Unprecedented amounts of wealth have been amassed in many
of these churches, not in small part as a result of the wealth-redistribution
policy of the Bush and Republican faith-based government programs established
in this century. The threat of losing this power and money may in fact be
looming large in the selection of the party’s nominee and in the desperately
pious tone, manner, and attitude of the Republican presidential acolytes.

Not to be outdone, the media, particularly cable
television punditry and radio talk show hosts, are reliably helping to advance
the idea of establishing a religious test. Although the last Republican
debate fielded questions created by viewers of You Tube, those questions were
vetted and selected by officials at CNN. Thus, all Republican presidential
candidates were asked by Wolf Blitzer if they believed in the inerrancy of the
Bible. (Any guesses as to how the pack of them answered?)

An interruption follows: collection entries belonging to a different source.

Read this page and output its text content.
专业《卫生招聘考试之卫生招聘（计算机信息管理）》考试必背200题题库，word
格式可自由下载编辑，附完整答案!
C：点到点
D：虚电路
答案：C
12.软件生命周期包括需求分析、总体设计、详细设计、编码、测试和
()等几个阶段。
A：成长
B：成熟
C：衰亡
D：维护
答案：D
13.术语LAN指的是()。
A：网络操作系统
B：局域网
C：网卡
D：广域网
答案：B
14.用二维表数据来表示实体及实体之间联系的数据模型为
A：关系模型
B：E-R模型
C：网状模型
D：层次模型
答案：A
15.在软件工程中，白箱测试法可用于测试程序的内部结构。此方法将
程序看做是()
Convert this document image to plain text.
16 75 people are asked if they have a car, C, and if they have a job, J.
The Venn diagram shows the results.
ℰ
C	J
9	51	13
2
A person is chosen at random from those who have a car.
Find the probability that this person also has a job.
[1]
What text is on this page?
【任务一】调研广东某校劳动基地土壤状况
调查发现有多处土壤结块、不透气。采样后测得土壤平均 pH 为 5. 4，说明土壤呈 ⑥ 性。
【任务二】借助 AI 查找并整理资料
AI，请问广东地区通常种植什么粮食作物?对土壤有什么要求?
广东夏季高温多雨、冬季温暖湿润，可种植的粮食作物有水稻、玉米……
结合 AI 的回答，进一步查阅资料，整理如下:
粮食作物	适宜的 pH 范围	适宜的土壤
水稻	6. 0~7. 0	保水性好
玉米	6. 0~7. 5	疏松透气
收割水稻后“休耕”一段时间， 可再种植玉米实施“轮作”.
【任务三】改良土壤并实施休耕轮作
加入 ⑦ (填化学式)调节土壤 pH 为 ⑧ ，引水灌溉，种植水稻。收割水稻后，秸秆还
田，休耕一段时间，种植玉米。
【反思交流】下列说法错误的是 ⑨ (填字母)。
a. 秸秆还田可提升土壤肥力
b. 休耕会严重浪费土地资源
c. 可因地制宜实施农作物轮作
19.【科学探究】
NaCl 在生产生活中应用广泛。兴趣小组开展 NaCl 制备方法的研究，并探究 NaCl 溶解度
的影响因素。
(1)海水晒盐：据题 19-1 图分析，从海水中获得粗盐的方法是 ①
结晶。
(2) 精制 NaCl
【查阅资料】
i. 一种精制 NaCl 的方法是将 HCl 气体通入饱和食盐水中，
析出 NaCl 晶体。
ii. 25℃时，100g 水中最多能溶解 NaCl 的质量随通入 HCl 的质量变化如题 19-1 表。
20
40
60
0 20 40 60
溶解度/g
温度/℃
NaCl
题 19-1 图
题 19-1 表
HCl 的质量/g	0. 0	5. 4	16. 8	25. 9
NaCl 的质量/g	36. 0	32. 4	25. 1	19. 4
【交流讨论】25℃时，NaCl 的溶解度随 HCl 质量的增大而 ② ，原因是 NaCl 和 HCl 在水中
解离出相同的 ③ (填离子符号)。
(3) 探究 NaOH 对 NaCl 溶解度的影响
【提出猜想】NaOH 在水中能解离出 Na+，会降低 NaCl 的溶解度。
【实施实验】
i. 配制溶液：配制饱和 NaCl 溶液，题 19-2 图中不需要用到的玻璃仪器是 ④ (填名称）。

Former Arkansas governor Mike Huckabee, a proud member of
God’s Own Party and an ordained Baptist minister, may be the most flagrant
offender against the Constitution. Mr. Huckabee recently told a group of
students at Jerry Falwell’s Liberty University that his astonishing rise in
the Iowa polls is an act of God. He has also received letters of endorsement
from Tim LaHaye, author of the Left Behind series which extols the
Rapture as an imminent end-of-the-world phenomenon. Huckabee has stated on the
record that he does not believe in evolution and lists among the most urgent
issues facing the country the perils of abortion and gay marriage, as well as
threats to the unlimited rights of gun-owners. His frequent statements of
religiosity are delivered with a jocular smile and a sense of humor —
designed apparently to seem non-threatening to anyone who is not a believer.

As if this country hasn’t suffered enough division, enough
religious hypocrisy, and enough self-righteous intolerance in the last seven
years, now we have former Massachusetts governor Mitt Romney, an ex-moderate of
sorts, hastening to join the ranks of Christian soldiers in the Republican Party
and seeking like the rest to impose a religious obligation on political service.
His immediate motivation, amplified by concern about rival Huckabee, is to gain
the White House at any cost, but the ultimate result of his apostasy from reason
is to further decimate the wall of separation between Church and state in this
country–something most Christian fundamentalists disbelieve anyhow as a myth
concocted by them God-hating secular liberals.

Scarified by Huckabee’s surge, Mormon Romney has ramped up
his attempt to sway the fundamentalist crowds and seems determined to try to
one-up Preacher Huckabee. He may indeed have trumped Huckabee with this
mind-bending assertion: “Freedom requires religion, just as religion requires
freedom—-Freedom and religion endure together, or perish alone.” Can Romney
really not know of the suppression, torture, and murder of heretics and infidels
by Christians (and members of virtually every other religion) throughout
history?

When candidates like Romney, Huckabee and others ratchet up
their effort to destroy the wall of separation built by the founders, it
requires somebody to ratchet right back. After all, it is an election that will
be held in America next November, not an altar call.